Innovative Industrial Properties is a real estate investment trust (REIT) that acquires facilities for the growing and processing of medical marijuana, then leases these properties out for extended periods of time. In doing so, it structures its leases so it can pass along rental increases and property management fees to ensure that it stays ahead of inflation. Then, many decades down the road, it can sell its properties for a profit, should it choose to do so.

Recently, the company closed on two new purchases, bringing its total assets owned up to eight. As of its most recent quarterly report, which only took into account five properties, it more than doubled its revenue to $2.77 million, while reversing a nearly $600,000 net loss from the year-ago period into a better than $600,000 net profit. Plus, as a REIT, the company is required to pay out a majority of its profits as a dividend in order to avoid being taxed like a normal corporation. That's led to a $0.25-per-quarter dividend, good enough for roughly a 3% annual yield. 

The beauty of this business model is that it involves a lot of predictability. Seven out of its eight leases are for 15 or 15.25 years (the other for 20 years), meaning it'll be easy for investors to forecast revenue and cash flow for any given year. Likewise, the marijuana-REIT model has relatively fixed costs, since it doesn't require too many employees to maintain the company's portfolio of properties. That's generally a recipe for long-term profits and success, which is what makes the company's forward P/E ratio of only 18 attractive. 
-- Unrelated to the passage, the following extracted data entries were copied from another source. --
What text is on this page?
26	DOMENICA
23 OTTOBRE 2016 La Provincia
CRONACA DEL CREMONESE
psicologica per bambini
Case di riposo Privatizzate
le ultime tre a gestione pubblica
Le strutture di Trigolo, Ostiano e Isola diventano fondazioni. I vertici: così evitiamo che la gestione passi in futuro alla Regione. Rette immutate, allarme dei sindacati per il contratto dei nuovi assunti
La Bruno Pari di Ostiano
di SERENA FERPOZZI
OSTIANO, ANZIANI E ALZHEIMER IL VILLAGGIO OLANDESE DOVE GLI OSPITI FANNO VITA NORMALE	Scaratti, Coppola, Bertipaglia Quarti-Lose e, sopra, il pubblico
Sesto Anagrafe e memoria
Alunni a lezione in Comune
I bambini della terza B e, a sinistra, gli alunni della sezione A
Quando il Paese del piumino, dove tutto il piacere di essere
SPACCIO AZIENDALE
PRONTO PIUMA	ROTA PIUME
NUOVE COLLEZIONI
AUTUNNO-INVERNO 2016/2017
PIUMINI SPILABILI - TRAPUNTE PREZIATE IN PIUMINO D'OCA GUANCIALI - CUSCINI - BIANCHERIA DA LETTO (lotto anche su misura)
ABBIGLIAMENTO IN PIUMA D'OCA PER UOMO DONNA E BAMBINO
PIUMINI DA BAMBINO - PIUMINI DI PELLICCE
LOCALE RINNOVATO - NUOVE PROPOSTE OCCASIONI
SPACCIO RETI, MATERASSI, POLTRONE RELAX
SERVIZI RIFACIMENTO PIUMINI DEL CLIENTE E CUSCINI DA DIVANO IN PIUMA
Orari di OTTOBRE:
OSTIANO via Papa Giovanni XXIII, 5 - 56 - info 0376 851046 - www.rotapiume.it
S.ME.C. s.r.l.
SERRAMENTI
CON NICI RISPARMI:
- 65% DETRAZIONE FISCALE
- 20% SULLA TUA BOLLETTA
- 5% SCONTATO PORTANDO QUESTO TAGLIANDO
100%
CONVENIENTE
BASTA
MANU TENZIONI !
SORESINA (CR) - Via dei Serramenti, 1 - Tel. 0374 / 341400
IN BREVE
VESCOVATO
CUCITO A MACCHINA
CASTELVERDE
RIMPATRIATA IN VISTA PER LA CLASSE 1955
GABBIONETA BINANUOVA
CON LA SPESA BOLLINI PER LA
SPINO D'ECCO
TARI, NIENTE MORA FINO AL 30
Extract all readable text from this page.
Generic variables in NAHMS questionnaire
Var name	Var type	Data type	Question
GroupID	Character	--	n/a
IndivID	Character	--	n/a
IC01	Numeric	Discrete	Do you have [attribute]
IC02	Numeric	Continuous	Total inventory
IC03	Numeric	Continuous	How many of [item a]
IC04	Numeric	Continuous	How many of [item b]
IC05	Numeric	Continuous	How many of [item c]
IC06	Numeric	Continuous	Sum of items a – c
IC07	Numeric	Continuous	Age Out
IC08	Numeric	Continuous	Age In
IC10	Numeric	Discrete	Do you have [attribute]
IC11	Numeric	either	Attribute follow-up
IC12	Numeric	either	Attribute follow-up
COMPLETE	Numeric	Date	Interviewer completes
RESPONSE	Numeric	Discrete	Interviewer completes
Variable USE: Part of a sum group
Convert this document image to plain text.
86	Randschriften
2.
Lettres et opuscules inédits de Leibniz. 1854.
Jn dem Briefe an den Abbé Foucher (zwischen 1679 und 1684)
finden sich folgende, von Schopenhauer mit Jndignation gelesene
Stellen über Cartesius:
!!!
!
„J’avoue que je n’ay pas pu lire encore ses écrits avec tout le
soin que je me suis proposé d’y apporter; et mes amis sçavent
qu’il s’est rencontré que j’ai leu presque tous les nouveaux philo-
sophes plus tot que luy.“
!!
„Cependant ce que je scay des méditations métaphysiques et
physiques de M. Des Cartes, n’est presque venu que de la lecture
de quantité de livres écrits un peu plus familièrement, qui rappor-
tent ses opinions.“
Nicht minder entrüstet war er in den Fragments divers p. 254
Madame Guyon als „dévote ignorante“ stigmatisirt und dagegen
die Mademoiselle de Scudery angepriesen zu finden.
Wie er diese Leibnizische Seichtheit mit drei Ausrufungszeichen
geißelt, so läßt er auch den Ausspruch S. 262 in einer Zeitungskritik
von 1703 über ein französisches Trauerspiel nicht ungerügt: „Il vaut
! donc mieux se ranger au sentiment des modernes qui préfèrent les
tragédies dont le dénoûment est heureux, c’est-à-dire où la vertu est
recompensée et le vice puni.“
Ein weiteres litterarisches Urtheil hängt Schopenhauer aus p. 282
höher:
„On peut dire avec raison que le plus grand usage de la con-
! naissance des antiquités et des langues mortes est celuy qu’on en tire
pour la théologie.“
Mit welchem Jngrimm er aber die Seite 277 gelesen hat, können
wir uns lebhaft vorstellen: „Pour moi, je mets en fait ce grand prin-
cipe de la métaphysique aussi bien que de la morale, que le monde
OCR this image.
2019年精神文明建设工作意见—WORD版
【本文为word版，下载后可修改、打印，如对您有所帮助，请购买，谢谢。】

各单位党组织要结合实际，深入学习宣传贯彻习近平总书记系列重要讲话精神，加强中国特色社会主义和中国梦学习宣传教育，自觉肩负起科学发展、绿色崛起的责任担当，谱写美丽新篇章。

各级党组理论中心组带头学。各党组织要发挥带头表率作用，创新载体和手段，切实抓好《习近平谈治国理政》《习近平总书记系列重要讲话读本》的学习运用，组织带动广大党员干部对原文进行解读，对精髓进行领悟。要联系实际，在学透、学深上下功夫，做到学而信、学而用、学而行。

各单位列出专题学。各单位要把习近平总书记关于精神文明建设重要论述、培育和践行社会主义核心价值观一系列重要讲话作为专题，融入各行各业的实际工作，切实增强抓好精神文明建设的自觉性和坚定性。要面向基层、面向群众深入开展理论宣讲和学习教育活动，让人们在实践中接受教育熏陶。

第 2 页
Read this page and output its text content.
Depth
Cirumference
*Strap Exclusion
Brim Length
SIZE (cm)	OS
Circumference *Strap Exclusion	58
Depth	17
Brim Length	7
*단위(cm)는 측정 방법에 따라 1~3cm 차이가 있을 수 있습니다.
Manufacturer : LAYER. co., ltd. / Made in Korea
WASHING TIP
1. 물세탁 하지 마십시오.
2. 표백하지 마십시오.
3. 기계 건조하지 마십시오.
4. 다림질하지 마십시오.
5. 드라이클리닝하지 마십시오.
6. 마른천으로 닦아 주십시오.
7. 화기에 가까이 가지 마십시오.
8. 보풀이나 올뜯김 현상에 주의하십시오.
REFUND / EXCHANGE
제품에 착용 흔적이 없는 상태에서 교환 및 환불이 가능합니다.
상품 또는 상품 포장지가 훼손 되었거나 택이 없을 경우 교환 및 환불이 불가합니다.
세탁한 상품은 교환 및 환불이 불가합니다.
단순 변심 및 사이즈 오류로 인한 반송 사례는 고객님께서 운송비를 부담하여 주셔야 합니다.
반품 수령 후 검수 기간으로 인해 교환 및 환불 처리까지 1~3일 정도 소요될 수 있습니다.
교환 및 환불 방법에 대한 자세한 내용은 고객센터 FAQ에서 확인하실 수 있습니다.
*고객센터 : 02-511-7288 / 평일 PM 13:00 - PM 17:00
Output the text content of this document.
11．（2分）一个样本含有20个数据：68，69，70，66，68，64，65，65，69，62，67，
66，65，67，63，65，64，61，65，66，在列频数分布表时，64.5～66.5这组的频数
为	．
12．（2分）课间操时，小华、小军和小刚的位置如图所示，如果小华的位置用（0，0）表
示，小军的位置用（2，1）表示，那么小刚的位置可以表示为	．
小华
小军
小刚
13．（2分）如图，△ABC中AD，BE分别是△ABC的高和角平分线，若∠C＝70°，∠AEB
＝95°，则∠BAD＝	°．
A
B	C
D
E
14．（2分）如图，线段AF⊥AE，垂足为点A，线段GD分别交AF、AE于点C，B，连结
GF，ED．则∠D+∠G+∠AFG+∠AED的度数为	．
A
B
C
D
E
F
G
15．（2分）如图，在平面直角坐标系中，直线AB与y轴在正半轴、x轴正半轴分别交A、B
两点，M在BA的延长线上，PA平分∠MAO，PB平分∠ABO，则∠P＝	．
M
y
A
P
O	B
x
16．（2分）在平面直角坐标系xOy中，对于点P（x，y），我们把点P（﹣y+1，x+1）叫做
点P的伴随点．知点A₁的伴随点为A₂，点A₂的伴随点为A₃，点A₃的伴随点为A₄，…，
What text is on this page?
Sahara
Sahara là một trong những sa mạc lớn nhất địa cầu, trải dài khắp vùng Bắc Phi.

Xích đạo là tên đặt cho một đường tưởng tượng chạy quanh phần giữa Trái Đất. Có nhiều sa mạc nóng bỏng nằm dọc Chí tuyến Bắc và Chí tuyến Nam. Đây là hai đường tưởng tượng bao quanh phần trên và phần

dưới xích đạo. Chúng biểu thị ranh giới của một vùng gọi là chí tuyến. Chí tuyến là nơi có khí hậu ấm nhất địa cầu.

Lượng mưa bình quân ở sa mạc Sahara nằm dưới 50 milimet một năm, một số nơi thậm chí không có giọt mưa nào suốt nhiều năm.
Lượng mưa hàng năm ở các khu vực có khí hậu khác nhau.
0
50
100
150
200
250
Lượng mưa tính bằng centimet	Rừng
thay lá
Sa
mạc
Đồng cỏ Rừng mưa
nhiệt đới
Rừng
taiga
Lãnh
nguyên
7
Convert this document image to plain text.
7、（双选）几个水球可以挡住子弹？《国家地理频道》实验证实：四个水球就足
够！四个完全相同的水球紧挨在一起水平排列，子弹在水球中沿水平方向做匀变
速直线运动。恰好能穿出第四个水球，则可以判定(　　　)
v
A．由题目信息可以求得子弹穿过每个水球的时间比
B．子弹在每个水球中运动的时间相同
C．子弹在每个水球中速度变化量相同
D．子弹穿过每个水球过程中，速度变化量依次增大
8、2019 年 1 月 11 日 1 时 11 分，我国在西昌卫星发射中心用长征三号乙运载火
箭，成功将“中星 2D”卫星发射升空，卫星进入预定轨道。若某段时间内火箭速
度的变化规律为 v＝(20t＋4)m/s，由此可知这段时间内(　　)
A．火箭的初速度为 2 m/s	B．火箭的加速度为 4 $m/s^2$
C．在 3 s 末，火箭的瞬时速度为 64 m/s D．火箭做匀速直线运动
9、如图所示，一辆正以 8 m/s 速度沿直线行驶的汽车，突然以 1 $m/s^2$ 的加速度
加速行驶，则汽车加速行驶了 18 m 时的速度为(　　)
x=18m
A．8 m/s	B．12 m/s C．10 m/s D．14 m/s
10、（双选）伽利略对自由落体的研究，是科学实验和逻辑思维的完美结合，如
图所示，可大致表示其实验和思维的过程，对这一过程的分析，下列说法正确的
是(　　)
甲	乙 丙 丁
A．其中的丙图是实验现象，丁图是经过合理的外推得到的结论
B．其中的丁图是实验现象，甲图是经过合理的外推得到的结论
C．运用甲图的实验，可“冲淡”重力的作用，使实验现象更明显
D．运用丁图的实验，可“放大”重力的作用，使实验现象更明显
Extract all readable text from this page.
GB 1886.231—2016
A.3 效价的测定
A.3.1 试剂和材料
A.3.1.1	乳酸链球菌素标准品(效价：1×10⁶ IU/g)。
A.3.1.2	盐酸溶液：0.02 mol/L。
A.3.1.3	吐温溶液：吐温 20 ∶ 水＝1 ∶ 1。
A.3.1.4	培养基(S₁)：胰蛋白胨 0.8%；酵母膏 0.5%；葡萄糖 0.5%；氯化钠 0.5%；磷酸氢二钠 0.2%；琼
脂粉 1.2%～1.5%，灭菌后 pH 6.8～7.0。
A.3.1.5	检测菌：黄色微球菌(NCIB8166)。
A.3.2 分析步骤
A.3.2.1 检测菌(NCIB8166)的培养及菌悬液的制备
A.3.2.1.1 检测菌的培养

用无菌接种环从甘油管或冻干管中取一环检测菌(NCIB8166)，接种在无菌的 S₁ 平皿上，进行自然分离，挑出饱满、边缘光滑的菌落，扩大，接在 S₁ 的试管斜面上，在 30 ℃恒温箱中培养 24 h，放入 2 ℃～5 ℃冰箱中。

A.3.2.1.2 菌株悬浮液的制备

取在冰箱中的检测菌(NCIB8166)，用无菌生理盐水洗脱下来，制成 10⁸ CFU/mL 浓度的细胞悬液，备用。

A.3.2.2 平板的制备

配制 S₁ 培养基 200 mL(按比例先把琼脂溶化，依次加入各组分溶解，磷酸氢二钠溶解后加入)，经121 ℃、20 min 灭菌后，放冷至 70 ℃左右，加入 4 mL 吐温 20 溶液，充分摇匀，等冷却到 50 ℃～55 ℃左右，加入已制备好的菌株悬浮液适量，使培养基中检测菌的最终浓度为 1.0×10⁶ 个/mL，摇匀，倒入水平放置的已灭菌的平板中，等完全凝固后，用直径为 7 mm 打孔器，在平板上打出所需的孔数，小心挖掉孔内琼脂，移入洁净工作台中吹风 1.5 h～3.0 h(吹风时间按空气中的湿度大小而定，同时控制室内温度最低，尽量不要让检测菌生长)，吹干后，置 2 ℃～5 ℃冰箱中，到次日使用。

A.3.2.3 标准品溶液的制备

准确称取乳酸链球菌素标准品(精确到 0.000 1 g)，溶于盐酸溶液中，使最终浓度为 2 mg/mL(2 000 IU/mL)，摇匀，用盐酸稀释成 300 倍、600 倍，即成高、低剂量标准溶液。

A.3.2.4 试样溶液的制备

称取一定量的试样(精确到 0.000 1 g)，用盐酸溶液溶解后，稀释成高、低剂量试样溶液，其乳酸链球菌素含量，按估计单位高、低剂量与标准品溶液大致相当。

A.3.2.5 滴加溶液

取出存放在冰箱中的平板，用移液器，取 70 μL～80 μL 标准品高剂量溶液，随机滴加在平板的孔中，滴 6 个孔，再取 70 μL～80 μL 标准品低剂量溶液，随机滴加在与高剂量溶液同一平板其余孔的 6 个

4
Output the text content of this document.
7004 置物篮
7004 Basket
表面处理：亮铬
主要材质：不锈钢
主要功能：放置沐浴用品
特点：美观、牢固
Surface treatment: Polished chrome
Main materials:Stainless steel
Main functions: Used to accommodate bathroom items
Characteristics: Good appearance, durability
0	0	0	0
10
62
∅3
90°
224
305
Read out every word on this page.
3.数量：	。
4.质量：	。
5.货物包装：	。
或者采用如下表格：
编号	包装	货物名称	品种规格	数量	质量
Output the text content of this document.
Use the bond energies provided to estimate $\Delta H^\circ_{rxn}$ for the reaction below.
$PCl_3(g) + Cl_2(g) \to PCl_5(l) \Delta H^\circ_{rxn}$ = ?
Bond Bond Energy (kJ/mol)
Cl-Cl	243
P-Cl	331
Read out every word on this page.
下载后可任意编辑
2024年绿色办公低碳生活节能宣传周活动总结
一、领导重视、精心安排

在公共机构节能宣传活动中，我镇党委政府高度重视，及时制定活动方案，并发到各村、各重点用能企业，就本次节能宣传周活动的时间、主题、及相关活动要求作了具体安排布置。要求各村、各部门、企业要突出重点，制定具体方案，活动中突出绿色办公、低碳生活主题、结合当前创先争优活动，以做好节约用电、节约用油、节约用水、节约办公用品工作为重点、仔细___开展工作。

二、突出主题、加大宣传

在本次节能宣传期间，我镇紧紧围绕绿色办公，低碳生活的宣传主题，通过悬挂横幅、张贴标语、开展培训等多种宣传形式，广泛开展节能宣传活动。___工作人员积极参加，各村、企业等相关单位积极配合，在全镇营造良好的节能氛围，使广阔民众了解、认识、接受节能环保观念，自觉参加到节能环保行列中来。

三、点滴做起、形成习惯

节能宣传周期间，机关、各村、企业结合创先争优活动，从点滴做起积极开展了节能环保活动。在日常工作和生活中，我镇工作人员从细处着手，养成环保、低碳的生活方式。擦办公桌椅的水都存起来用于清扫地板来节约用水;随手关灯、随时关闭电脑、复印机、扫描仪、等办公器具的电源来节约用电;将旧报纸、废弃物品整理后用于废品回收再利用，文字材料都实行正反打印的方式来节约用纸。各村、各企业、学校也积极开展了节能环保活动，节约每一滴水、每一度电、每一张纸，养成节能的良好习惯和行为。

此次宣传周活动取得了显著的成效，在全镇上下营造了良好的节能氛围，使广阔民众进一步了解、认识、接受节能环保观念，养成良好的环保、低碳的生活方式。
An indoor commercial hydroponic grow facility.

Image source: Getty Images.

Scotts Miracle-Gro

The other ancillary marijuana stock that has a reasonably low forward P/E ratio relative to other cannabis stocks is Scotts Miracle-Gro (NYSE:SMG).

Now, to be clear, whereas Innovative Industrial Properties and direct marijuana players are entirely reliant on the cannabis industry, Scotts Miracle-Gro derived only 11% of total sales from its medical-marijuana-focused subsidiary Hawthorne Gardening Co. in fiscal 2017. That's an important distinction, and one that investors would want to keep in mind when comparing Scotts Miracle-Gro to more of a pure-play weed stock.

In recent months, Scotts' stock has come under fire for two reasons. First, there's been the late start in the U.S. to the lawn and garden season. Even though we're only talking about a business that tends to grow by the low to mid single digits, this traditional industry provided 89% of Scotts' total sales in 2017.

The other issue has been slowing sales at Hawthorne. The main culprit here has been disorganization in California, including delayed licensing and retail application approvals. During the second quarter, sales at Hawthorne, which primarily provides hydroponic solutions (for growing plants in a nutrient-rich water solvent) to the medical cannabis industry, fell by a disappointing 29% from the year-ago period to $41.8 million. 

If there is a positive, it could be the recently completed acquisition of Sunlight Supply in early June. Sunlight Supply complements Hawthorne's existing products perfectly by adding new hydroponic and lighting solutions to its product line. Even with an adjusted negative impact of $0.30 to $0.40 per share on earnings in fiscal 2018, the Sunlight Supply acquisition, coupled with a maturing California cannabis market, should yield healthier growth from Hawthorne in 2019 and beyond. 

Though Scotts Miracle-Gro lacks the incredible top-line growth potential of traditional pot stocks, its forward P/E of 18 could be ripe for the picking.